A Seasoned Salt: Part 2


John’s first ship in the navy was the Alfred. Taking the Alfred to sea for the first time he raised an American flag onboard an American ship for the very first time. The fleet sailed for the Bahamas raiding British territories for military supplies. On his return John Paul was next given command of the Providence, which captured sixteen ships.

Though he was very successful, politics of high command kept him from advancing. Paul was given the ship Ranger and sailed for European waters. While in French waters the Ranger became the first American ship to be saluted by a foreign navy, Captain Lamotte-Piquet’s flagship fired a nine-gun salute honoring the Ranger. It was while in command of the Ranger that Paul captured the British Naval ship Drake, proving that the Royal Navy was far from invincible. The capture of the Drake was one of the few victories of the Americans early in the war, and became an important symbol to the Americans.

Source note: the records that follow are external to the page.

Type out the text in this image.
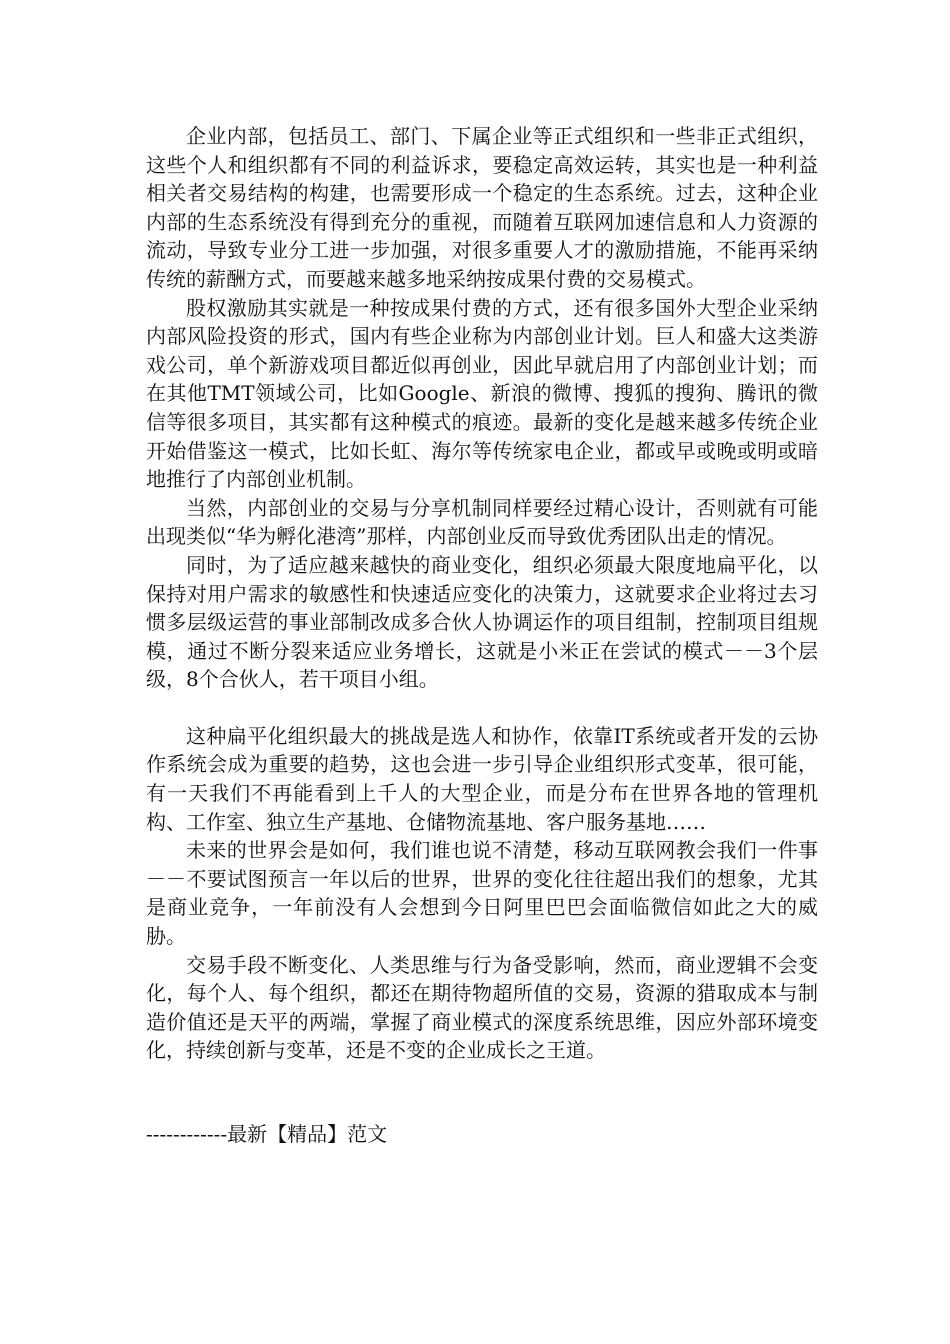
企业内部，包括员工、部门、下属企业等正式组织和一些非正式组织，这些个人和组织都有不同的利益诉求，要稳定高效运转，其实也是一种利益相关者交易结构的构建，也需要形成一个稳定的生态系统。过去，这种企业内部的生态系统没有得到充分的重视，而随着互联网加速信息和人力资源的流动，导致专业分工进一步加强，对很多重要人才的激励措施，不能再采纳传统的薪酬方式，而要越来越多地采纳按成果付费的交易模式。

股权激励其实就是一种按成果付费的方式，还有很多国外大型企业采纳内部风险投资的形式，国内有些企业称为内部创业计划。巨人和盛大这类游戏公司，单个新游戏项目都近似再创业，因此早就启用了内部创业计划；而在其他TMT领域公司，比如Google、新浪的微博、搜狐的搜狗、腾讯的微信等很多项目，其实都有这种模式的痕迹。最新的变化是越来越多传统企业开始借鉴这一模式，比如长虹、海尔等传统家电企业，都或早或晚或明或暗地推行了内部创业机制。

当然，内部创业的交易与分享机制同样要经过精心设计，否则就有可能出现类似“华为孵化港湾”那样，内部创业反而导致优秀团队出走的情况。

同时，为了适应越来越快的商业变化，组织必须最大限度地扁平化，以保持对用户需求的敏感性和快速适应变化的决策力，这就要求企业将过去习惯多层级运营的事业部制改成多合伙人协调运作的项目组制，控制项目组规模，通过不断分裂来适应业务增长，这就是小米正在尝试的模式－－3个层级，8个合伙人，若干项目小组。

这种扁平化组织最大的挑战是选人和协作，依靠IT系统或者开发的云协作系统会成为重要的趋势，这也会进一步引导企业组织形式变革，很可能，有一天我们不再能看到上千人的大型企业，而是分布在世界各地的管理机构、工作室、独立生产基地、仓储物流基地、客户服务基地……

未来的世界会是如何，我们谁也说不清楚，移动互联网教会我们一件事－－不要试图预言一年以后的世界，世界的变化往往超出我们的想象，尤其是商业竞争，一年前没有人会想到今日阿里巴巴会面临微信如此之大的威胁。

交易手段不断变化、人类思维与行为备受影响，然而，商业逻辑不会变化，每个人、每个组织，都还在期待物超所值的交易，资源的猎取成本与制造价值还是天平的两端，掌握了商业模式的深度系统思维，因应外部环境变化，持续创新与变革，还是不变的企业成长之王道。

------------最新【精品】范文
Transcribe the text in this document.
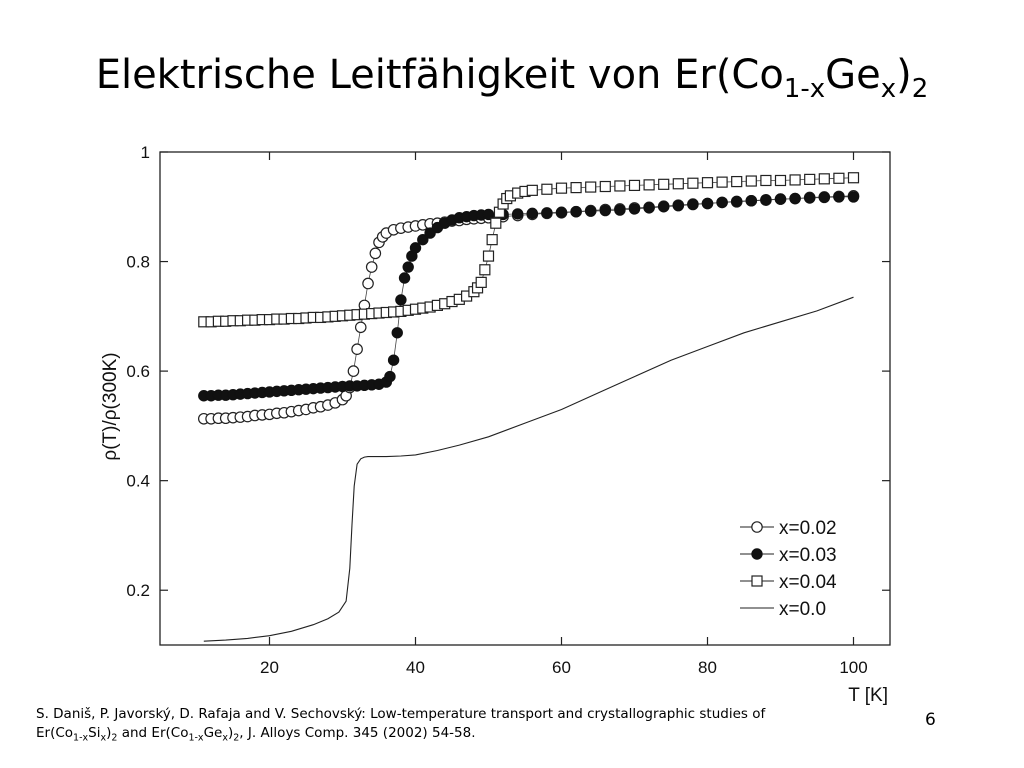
Elektrische Leitfähigkeit von $Er(Co_{1-x}Ge_x)_2$
20	40	60	80	100
0.2
0.4
0.6
0.8
1
x=0.02
x=0.03
x=0.04
x=0.0
T [K]
ρ(T)/ρ(300K)
S. Daniš, P. Javorský, D. Rafaja and V. Sechovský: Low-temperature transport and crystallographic studies of
$Er(Co_{1-x}Si_x)_2$ and $Er(Co_{1-x}Ge_x)_2$, J. Alloys Comp. 345 (2002) 54-58.
6
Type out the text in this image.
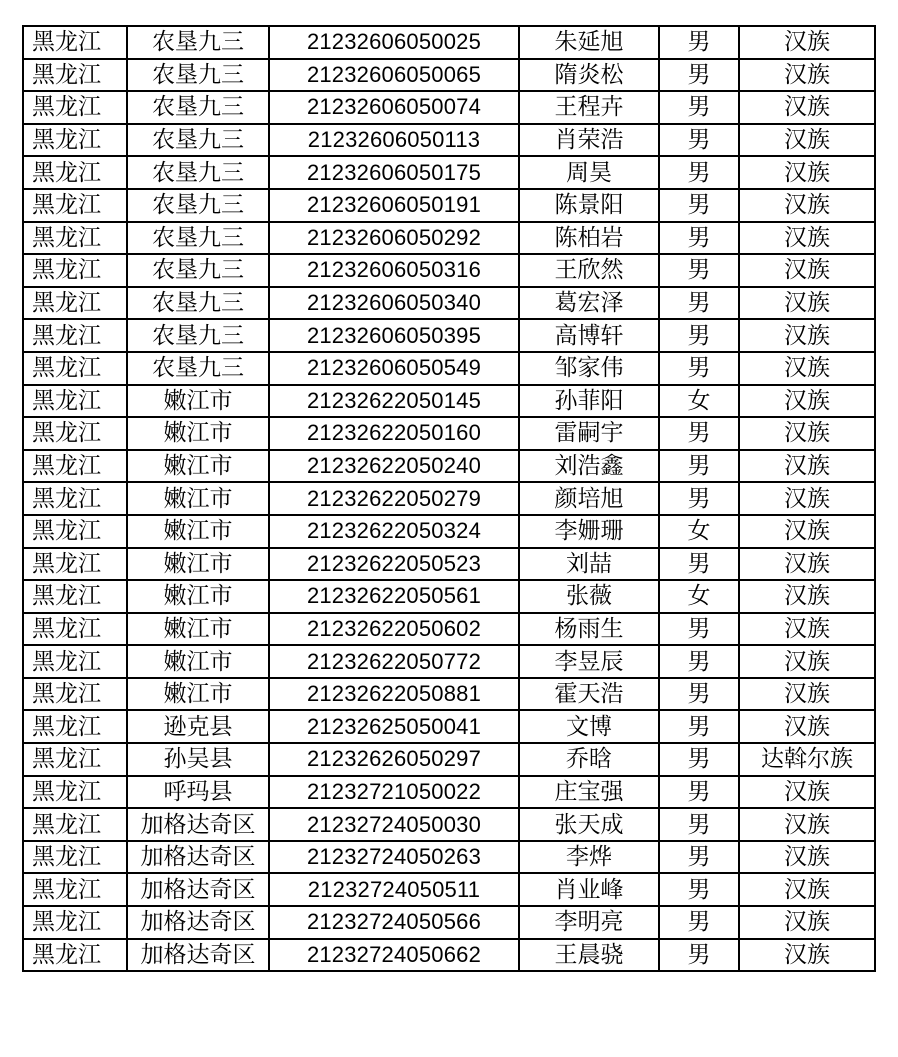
黑龙江	农垦九三	21232606050025	朱延旭	男	汉族
黑龙江	农垦九三	21232606050065	隋炎松	男	汉族
黑龙江	农垦九三	21232606050074	王程卉	男	汉族
黑龙江	农垦九三	21232606050113	肖荣浩	男	汉族
黑龙江	农垦九三	21232606050175	周昊	男	汉族
黑龙江	农垦九三	21232606050191	陈景阳	男	汉族
黑龙江	农垦九三	21232606050292	陈柏岩	男	汉族
黑龙江	农垦九三	21232606050316	王欣然	男	汉族
黑龙江	农垦九三	21232606050340	葛宏泽	男	汉族
黑龙江	农垦九三	21232606050395	高博轩	男	汉族
黑龙江	农垦九三	21232606050549	邹家伟	男	汉族
黑龙江	嫩江市	21232622050145	孙菲阳	女	汉族
黑龙江	嫩江市	21232622050160	雷嗣宇	男	汉族
黑龙江	嫩江市	21232622050240	刘浩鑫	男	汉族
黑龙江	嫩江市	21232622050279	颜培旭	男	汉族
黑龙江	嫩江市	21232622050324	李姗珊	女	汉族
黑龙江	嫩江市	21232622050523	刘喆	男	汉族
黑龙江	嫩江市	21232622050561	张薇	女	汉族
黑龙江	嫩江市	21232622050602	杨雨生	男	汉族
黑龙江	嫩江市	21232622050772	李昱辰	男	汉族
黑龙江	嫩江市	21232622050881	霍天浩	男	汉族
黑龙江	逊克县	21232625050041	文博	男	汉族
黑龙江	孙吴县	21232626050297	乔晗	男	达斡尔族
黑龙江	呼玛县	21232721050022	庄宝强	男	汉族
黑龙江	加格达奇区	21232724050030	张天成	男	汉族
黑龙江	加格达奇区	21232724050263	李烨	男	汉族
黑龙江	加格达奇区	21232724050511	肖业峰	男	汉族
黑龙江	加格达奇区	21232724050566	李明亮	男	汉族
黑龙江	加格达奇区	21232724050662	王晨骁	男	汉族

When he returned to France he was given a new ship. A French shipping magnate rebuilt a merchant ship which was no longer fit for the tea trade. The French navy donated 42 cannons for the ship, many of which had been condemned and were no longer safe to use. John Paul named the ship for a friend’s publication Poor Richard.

When Poor Richard left France it was at the head of a seven ship squadron, which included two French privateers. Just behind John Paul was a joint Spanish French invasion force headed towards England. Just a few days out one of the privateers, Monsieur, left the squadron to go on its own. The little squadron headed towards Ireland creating fear along the coast all through Ireland, Scotland, and Britain. The British immediately gave chase.

Sailing around Scotland into the North Sea the Poor Richard found and gave battle to the Serapis and its squadron of ships. It soon became obvious to Paul that in a fight of big guns he would lose, so he decided to come alongside and board the Serapis. This took about an hour of maneuvering; it was during this phase that the British captain of the Serapis asked asked Paul to surrender. Paul’s reply from the deck of his badly damaged ship, “I have not yet begun to fight,” has become famous throughout the navy. Eventually, Paul got his ship alongside the Serapis, after another two hours of battle ensued. The British tried to board the Poor Richard, but were pushed back. Sometime during this part of the battle the flag was shot away from the mast and the British captain call out. “Do you strike your colors?”

Paul relied, “I may sink, but I’ll be damned if I strike.”

The French ship Alliance joined the battle with two other ships from these two squadrons battling downwind of the Serapis and Poor Richard. Both before and after joining the other fight the Alliance fired rounds of broadsides (all cannons on one side of the ship) at the Serapis, but did as much damage to the Poor Richard as it did to the British. Eventually, a grenade from the marines landed in a powder magazine on the Serapis and her captain struck his colors, surrendering to Paul. The Poor Richard was sinking and could not be saved. So, Paul took command of the Serapis and sailed for the neutral port of Holland.